While this lightweight harness is marketed as a jack-of-all-trades, it really shines in an alpine environment where you don't need a ton of gear on your harness. It should be pulled out of your gear closet for those fast-and-light missions where saving weight in your backpack is key.
Adjustability
The speed-buckle adjustment on the waist belt of the Addax is super easy to operate. Unlike some other alpine-oriented harnesses we've tested, it stays locked in place and has yet to loosen itself. The buckle can be tightened or loosened with one hand and easily adjusted with gloves on.

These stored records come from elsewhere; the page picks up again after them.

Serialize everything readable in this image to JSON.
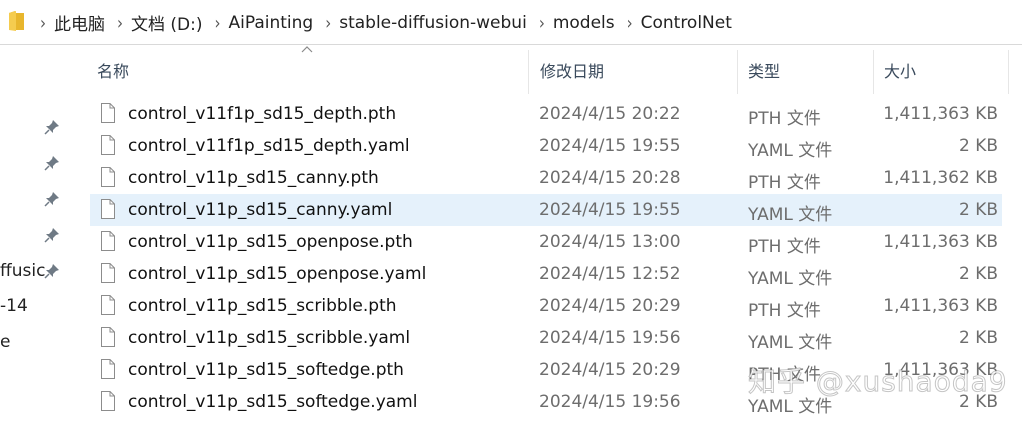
{
  "address_bar": {
    "crumbs": [
      "此电脑",
      "文档 (D:)",
      "AiPainting",
      "stable-diffusion-webui",
      "models",
      "ControlNet"
    ]
  },
  "columns": {
    "name": "名称",
    "modified": "修改日期",
    "type": "类型",
    "size": "大小"
  },
  "nav_fragments": [
    "ffusic",
    "-14",
    "e"
  ],
  "files": [
    {
      "name": "control_v11f1p_sd15_depth.pth",
      "modified": "2024/4/15 20:22",
      "type": "PTH 文件",
      "size": "1,411,363 KB",
      "selected": false
    },
    {
      "name": "control_v11f1p_sd15_depth.yaml",
      "modified": "2024/4/15 19:55",
      "type": "YAML 文件",
      "size": "2 KB",
      "selected": false
    },
    {
      "name": "control_v11p_sd15_canny.pth",
      "modified": "2024/4/15 20:28",
      "type": "PTH 文件",
      "size": "1,411,362 KB",
      "selected": false
    },
    {
      "name": "control_v11p_sd15_canny.yaml",
      "modified": "2024/4/15 19:55",
      "type": "YAML 文件",
      "size": "2 KB",
      "selected": true
    },
    {
      "name": "control_v11p_sd15_openpose.pth",
      "modified": "2024/4/15 13:00",
      "type": "PTH 文件",
      "size": "1,411,363 KB",
      "selected": false
    },
    {
      "name": "control_v11p_sd15_openpose.yaml",
      "modified": "2024/4/15 12:52",
      "type": "YAML 文件",
      "size": "2 KB",
      "selected": false
    },
    {
      "name": "control_v11p_sd15_scribble.pth",
      "modified": "2024/4/15 20:29",
      "type": "PTH 文件",
      "size": "1,411,363 KB",
      "selected": false
    },
    {
      "name": "control_v11p_sd15_scribble.yaml",
      "modified": "2024/4/15 19:56",
      "type": "YAML 文件",
      "size": "2 KB",
      "selected": false
    },
    {
      "name": "control_v11p_sd15_softedge.pth",
      "modified": "2024/4/15 20:29",
      "type": "PTH 文件",
      "size": "1,411,363 KB",
      "selected": false
    },
    {
      "name": "control_v11p_sd15_softedge.yaml",
      "modified": "2024/4/15 19:56",
      "type": "YAML 文件",
      "size": "2 KB",
      "selected": false
    }
  ],
  "watermark": "知乎 @xushaoda9",
  "colors": {
    "selected_row": "#e5f1fb",
    "header_text": "#3a4a5c",
    "folder_yellow": "#e8b62d"
  },
  "icons": {
    "folder": "folder-icon",
    "file": "file-icon",
    "pin": "pin-icon",
    "breadcrumb_separator": "chevron-right-icon",
    "sort": "sort-up-icon"
  }
}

Even though the leg loops on the Addax are fixed, a bit of elastic on the inner thigh does provide a few inches of wiggle room to add some layers for cold alpine climbs. Like all other harnesses with fixed leg loops, if you want to add or take off layers, you have to take the leg loops all the way off. But this is more challenging with this harness because of the lack of release buckles. Instead, there is an overhand knot on the end of the shock cord that you would have to push through the nylon loop. If you need to change clothes, the unfortunate reality is that its easiest to take the Addax completely off.
Should You Buy the Blue Ice Addax
The Blue Ice Addax harness is ideal for alpine climbs that prioritize weight savings, making it the perfect choice for alpine climbs. Despite its minimalist design, it is remarkably durable, defying our expectations that this ultralight piece of gear would wear out faster than heavier alternatives. Thanks to a full-fledged set of features, it really is a four-season, jack-of-all-trades kind of harness. Yet, we firmly believe that the Addax excels in an alpine environment.
What Other Harnesses Should You Consider?
If saving weight is a priority, yet you want a harness that is a bit more comfortable for all-day wear, the Petzl Sitta is a great alternative for an alpine harness. It features a bit more padding than the Addax, which makes hanging in your harness more bearable, but it is much more expensive. The Arc'teryx AR-385a is a highly versatile option with larger gear loops, though it's significantly heavier than the Addax.